How do we evaluate research software to meet different requirements?
This post is part of the WSSSPE6.1 speed blog posts series.
Software written to solve research questions gains more recognition as a research result of its own and requires evaluation in terms of usability as well as its potential to facilitate high-impact and reproducible research. Indeed, in recent times there has been increased emphasis on the importance of reproducibility in science – particularly of results where software is involved. In order to tackle this problem, there have been efforts to evaluate reproducibility of research results. For instance, one could use different metrics to evaluate important aspects for software such as quality, findability, and, of course, reproducibility.
Evaluation requirements from different perspectives
The evaluation of Research Software should consist of several perspectives and the use of tools or application of a framework heavily depends on these perspectives. (see “Setting Up a Software Seal Approval”, slide 3)

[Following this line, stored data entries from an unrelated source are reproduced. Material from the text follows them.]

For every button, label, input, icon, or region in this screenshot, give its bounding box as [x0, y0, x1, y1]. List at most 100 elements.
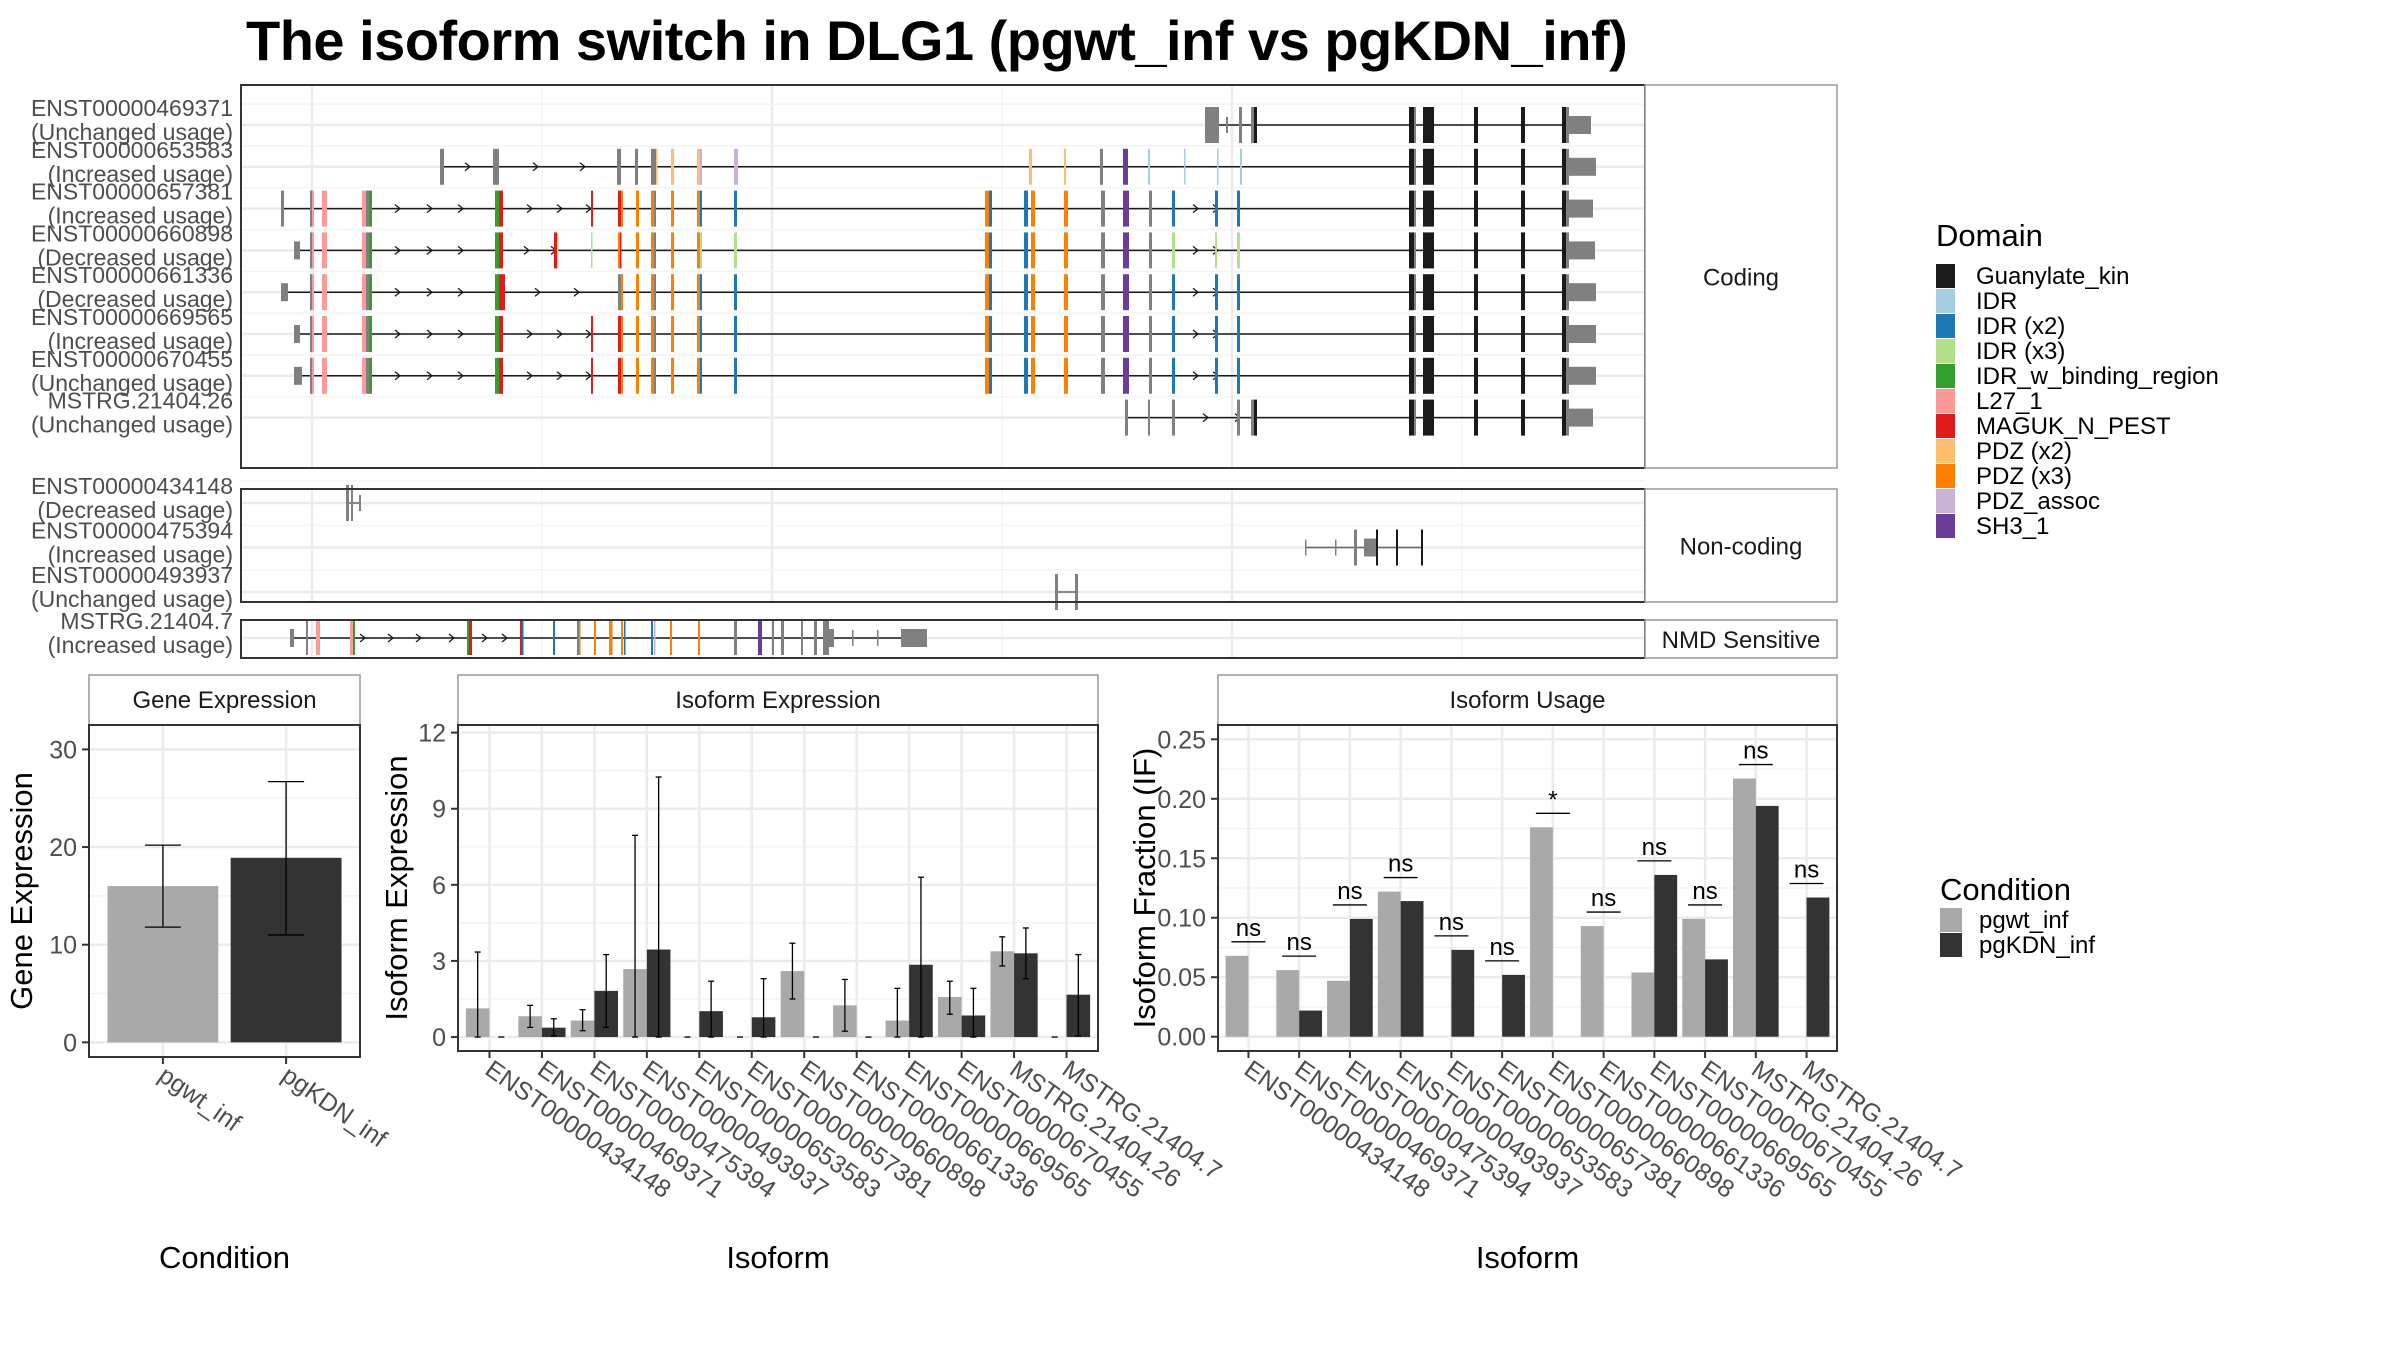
exon-idr-x2- [1215, 274, 1218, 311]
y-tick-label: 20 [49, 834, 77, 862]
exon-pdz-assoc [654, 621, 656, 655]
exon-none [1100, 148, 1103, 185]
exon-pdz-x3- [651, 274, 654, 311]
intron-direction-arrow [501, 633, 509, 643]
exon-none [310, 190, 312, 227]
domain-legend-swatch [1936, 439, 1955, 463]
domain-legend-swatch [1936, 464, 1955, 488]
exon-pdz-x3- [1031, 357, 1035, 394]
panel-background [241, 489, 1645, 602]
exon-idr-x2- [700, 274, 702, 311]
significance-label: ns [1337, 878, 1362, 905]
exon-idr-x2- [651, 621, 653, 655]
bar [1654, 874, 1678, 1037]
intron-direction-arrow [426, 245, 434, 255]
exon-none [814, 621, 817, 655]
exon-pdz-x3- [1064, 190, 1068, 227]
exon-maguk-n-pest [469, 621, 472, 655]
exon-pdz-x3- [697, 190, 700, 227]
x-axis-title: Isoform [1476, 1240, 1579, 1275]
exon-idr-x2- [989, 232, 992, 269]
exon-pdz-x3- [651, 357, 654, 394]
exon-maguk-n-pest [499, 357, 503, 394]
exon-guanylate-kin [1376, 529, 1378, 566]
exon-sh3-1 [1123, 316, 1129, 352]
chart-title: Isoform Usage [1449, 687, 1605, 714]
transcript-track [1055, 574, 1078, 610]
exon-pdz-x3- [651, 316, 654, 352]
exon-pdz-x3- [621, 621, 623, 655]
y-tick-label: 9 [432, 796, 446, 824]
exon-idr-w-binding-region [369, 232, 372, 269]
exon-l27-1 [362, 357, 366, 394]
figure-title: The isoform switch in DLG1 (pgwt_inf vs … [246, 9, 1628, 72]
exon-guanylate-kin [1521, 316, 1525, 352]
exon-idr-x2- [1024, 232, 1028, 269]
exon-pdz-x3- [621, 357, 623, 394]
transcript-id-label: MSTRG.21404.26 [48, 388, 233, 414]
exon-pdz-x3- [1031, 274, 1035, 311]
exon-guanylate-kin [1562, 357, 1566, 394]
exon-idr-x2- [734, 316, 737, 352]
exon-sh3-1 [1123, 274, 1129, 311]
exon-none [1569, 366, 1596, 385]
exon-none [493, 148, 499, 185]
exon-l27-1 [312, 274, 314, 311]
exon-guanylate-kin [1421, 529, 1423, 566]
bar [1225, 955, 1249, 1037]
exon-pdz-x3- [985, 357, 989, 394]
exon-idr [1240, 148, 1242, 185]
domain-legend-label: SH3_1 [1976, 513, 2049, 540]
exon-none [651, 148, 656, 185]
exon-pdz-x3- [671, 232, 674, 269]
exon-pdz-x3- [636, 190, 639, 227]
exon-idr-x3- [1215, 232, 1217, 269]
transcript-usage-label: (Decreased usage) [37, 286, 233, 312]
exon-none [1305, 539, 1307, 556]
exon-guanylate-kin [1409, 316, 1414, 352]
transcript-track [294, 232, 1595, 269]
exon-idr-x2- [1024, 190, 1028, 227]
intron-direction-arrow [426, 287, 434, 297]
exon-none [366, 190, 369, 227]
exon-idr-x2- [700, 357, 702, 394]
exon-pdz-x2- [1064, 148, 1066, 185]
bar [1327, 980, 1350, 1037]
exon-guanylate-kin [1521, 357, 1525, 394]
exon-none [1569, 283, 1596, 302]
exon-l27-1 [316, 621, 320, 655]
exon-pdz-x3- [621, 190, 623, 227]
exon-none [1566, 190, 1569, 227]
exon-none [306, 621, 308, 655]
exon-idr-w-binding-region [495, 232, 499, 269]
exon-none [310, 274, 312, 311]
exon-guanylate-kin [1474, 190, 1478, 227]
exon-pdz-x3- [621, 274, 623, 311]
domain-legend-swatch [1936, 489, 1955, 513]
y-axis-title: Gene Expression [4, 772, 39, 1010]
exon-guanylate-kin [1423, 274, 1434, 311]
exon-idr-w-binding-region [369, 190, 372, 227]
exon-l27-1 [322, 232, 327, 269]
bar [1299, 1010, 1323, 1037]
exon-pdz-x3- [671, 190, 674, 227]
exon-guanylate-kin [1409, 190, 1414, 227]
exon-idr-x2- [1237, 190, 1240, 227]
exon-none [1101, 316, 1105, 352]
intron-direction-arrow [457, 371, 465, 381]
exon-guanylate-kin [1521, 399, 1525, 436]
exon-none [310, 357, 312, 394]
exon-maguk-n-pest [499, 316, 503, 352]
facet-strip-label: NMD Sensitive [1662, 627, 1821, 654]
exon-guanylate-kin [1521, 107, 1525, 143]
bar [1400, 901, 1424, 1037]
intron-direction-arrow [394, 287, 402, 297]
y-axis-title: Isoform Fraction (IF) [1127, 748, 1162, 1029]
exon-none [1414, 232, 1416, 269]
intron-direction-arrow [526, 371, 534, 381]
domain-legend-swatch [1936, 289, 1955, 313]
exon-none [1566, 399, 1569, 436]
exon-pdz-x3- [985, 274, 989, 311]
intron-direction-arrow [534, 287, 542, 297]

There is the funder’s perspective where it is most interesting how funding has changed how people do software-based science. The following aspects play a role:
Number of people or research projects using it. This could be measured by letting the software “phone home” or crawl the web for active installations. The number of citations to the software itself (e.g. using Citation File Format (CFF)) or citations to articles mentioning the software could be used as an approximation. Social media mentions also indicate impact to a certain degree.
Funders may encourage repeatability studies and positive outcome for some software-related experiments may satisfy funding agencies.
The funder’s perspective definitely needs some future work which starts at making software a ”First class citizen of research’’ in terms of recognition and management. It will be challenging for funders to develop fair recognition framework to treat or review all the virgin or mature projects according to their expected milestones. Sustainability of software may play a major role here. Availability, usability, maintainability, portability are all aspects of software which determine its sustainability (see “Setting Up a Software Seal Approval”, slide 4). Funders may also want to incentivise the sharing of code for better evaluation options.
The developer’s perspective for evaluating their code will probably include quality measures like test coverage or code coverage and to follow certain development process standards. The output of a code linter may contain flags indicating the (lack of) quality for a piece of code (which may influence career perspectives for e.g. coding PostDocs).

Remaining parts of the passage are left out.